Unsere heile Multikulti-Welt

In Wien schießt der Iraner Babak S. seinen österreichischen Arbeitgeber in die Brust, nachdem dieser in fristlos entlassen hat. In London richten zwei Schwarzafrikaner nigerianischer Herkunft einen englischen Soldaten in Zivil mit Fleischermessern hin, um ihr Eintreten für den Islam zu beweisen. Und in den Vorstädten Stockholms und Malmös brennen Jugendliche aus Zuwandererfamilien Polizeistationen und Restaurants nieder, zünden Autos an und liefern sich Straßenschlachten mit der Polizei, wohl um gegen ihre soziale Benachteiligung zu protestieren.

Schlaglichter aus der gegenwärtigen Realität der europäischen Zuwanderungs-Gesellschaft. Und gleichzeitig erregt man sich in Österreich über Aussagen in einem seit Jahren publizierten freiheitlichen Thesenpapier, wonach es im Falle offensichtlicher Integrations-Unwilligkeit von Zuwanderern, bei Straffälligkeit und schweren Delikten, so etwas wie eine „Minus-Zuwanderung“, also Ausweisung und Repatriierung geben müsse. Im Gegensatz zu allen sanften Tönen, die von HC Strache und seinen Wahlkampf-Strategen im Vorfeld der herbstlichen Nationalratswahlen geäußert werden, seien diese Freiheitlichen eben doch xenophob und rassistisch.

Nun kann man über den ein wenig hölzern und bürokratisch wirkenden Terminus „Minus-Zuwanderung“ gewiss streiten, sich auch darüber lustig machen. Ob es aber wirklich Rassismus ist, im Falle von schweren Delikten, die „Ausschaffung“ (Copyright Schweizer Volkspartei) zu verlangen, muss dann doch bezweifelt werden. Wenn der bundesdeutsche Innenminister Zimmermann die Ausweisung von islamistischen Hasspredigern fordert, mag noch eingewendet werden, dass diese großteils ja schon deutsche Staatsbürger seien und die geforderte Maßnahme deshalb unmöglich bzw. wirkungslos sei.
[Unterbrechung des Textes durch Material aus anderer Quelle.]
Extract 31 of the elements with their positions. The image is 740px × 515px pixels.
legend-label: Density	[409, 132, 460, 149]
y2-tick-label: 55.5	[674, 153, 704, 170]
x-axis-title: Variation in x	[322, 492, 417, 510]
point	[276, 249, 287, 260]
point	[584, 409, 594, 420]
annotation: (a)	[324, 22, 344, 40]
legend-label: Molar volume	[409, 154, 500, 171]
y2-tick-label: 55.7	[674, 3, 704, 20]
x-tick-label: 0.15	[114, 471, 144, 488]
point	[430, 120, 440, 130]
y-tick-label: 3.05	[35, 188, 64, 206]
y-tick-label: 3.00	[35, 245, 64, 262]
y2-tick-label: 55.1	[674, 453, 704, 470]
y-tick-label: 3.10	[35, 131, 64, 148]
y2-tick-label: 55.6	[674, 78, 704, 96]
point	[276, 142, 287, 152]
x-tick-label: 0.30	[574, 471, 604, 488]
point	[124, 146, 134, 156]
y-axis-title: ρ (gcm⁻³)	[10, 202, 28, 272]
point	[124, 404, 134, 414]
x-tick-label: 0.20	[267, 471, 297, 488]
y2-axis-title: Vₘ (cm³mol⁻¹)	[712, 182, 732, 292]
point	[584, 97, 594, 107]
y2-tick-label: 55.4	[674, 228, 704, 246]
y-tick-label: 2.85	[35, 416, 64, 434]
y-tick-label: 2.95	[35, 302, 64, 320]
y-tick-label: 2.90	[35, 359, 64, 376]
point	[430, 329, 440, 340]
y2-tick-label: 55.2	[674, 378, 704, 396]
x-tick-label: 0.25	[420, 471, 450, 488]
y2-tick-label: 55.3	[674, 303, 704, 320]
Es beweist aber auch, dass die Aufnahme sowohl von Asylsuchenden, als auch Zuwanderern noch immer nach den rechtlichen Gegebenheiten des Gastlandes zu beurteilen ist und im Falle negativer Beurteilung keineswegs als rassistisch motivierte Diskriminierung zu werten sei.

Ob nicht zeitgerechte „Minus-Zuwanderung“ im Falle des Herrn Babak S. und der beiden Londoner Nigerianer besser gewesen wäre, als das, was sie nunmehr verursachten? Und ob nicht die allzu liberale schwedische Asyl- und Zuwanderungs-Gesetzgebung auf ihre soziale Verträglichkeit für das Land überprüft werden müsste, darf wohl in den Raum gestellt werden. Allzumal sich unsere heile Multikulti-Welt europaweit zunehmend als Multi-Konflikt-Gesellschaft entpuppt: Latente mehr oder weniger offene bürgerkriegsähnliche Zustände in Zuwanderungs-Ghettos mit ausländischen Jugendlichen ohne jede soziale Perspektive, hasserfüllte Islamisten, die bereit sind, ihren Privat-Dschihad bis hin zu blutigen Terroranschlägen zu führen. Und – den Wiener Fall betreffend – Zuwanderer mit einem Gewalt-Potential, welches der landläufige Mitteleuropäer gottlob längst hinter sich gelassen hat. Zuwanderer, die bereit sind, familiäre Konflikte, etwa gegenüber den eigenen Frauen und Kindern, aber auch Konflikte in der Arbeitswelt mit der Pumpgun und dem Fleischermesser auszutragen.

Jene, die da hier politisches Kleingeld wechseln und eine missliebige Oppositionspartei als xenophob und rassistisch denunzieren, nur weil sie vor diesen Problemen die Augen nicht verschließt, werden sich irgendwann über ihre Mitverantwortung für diese Zustände befragen lassen müssen.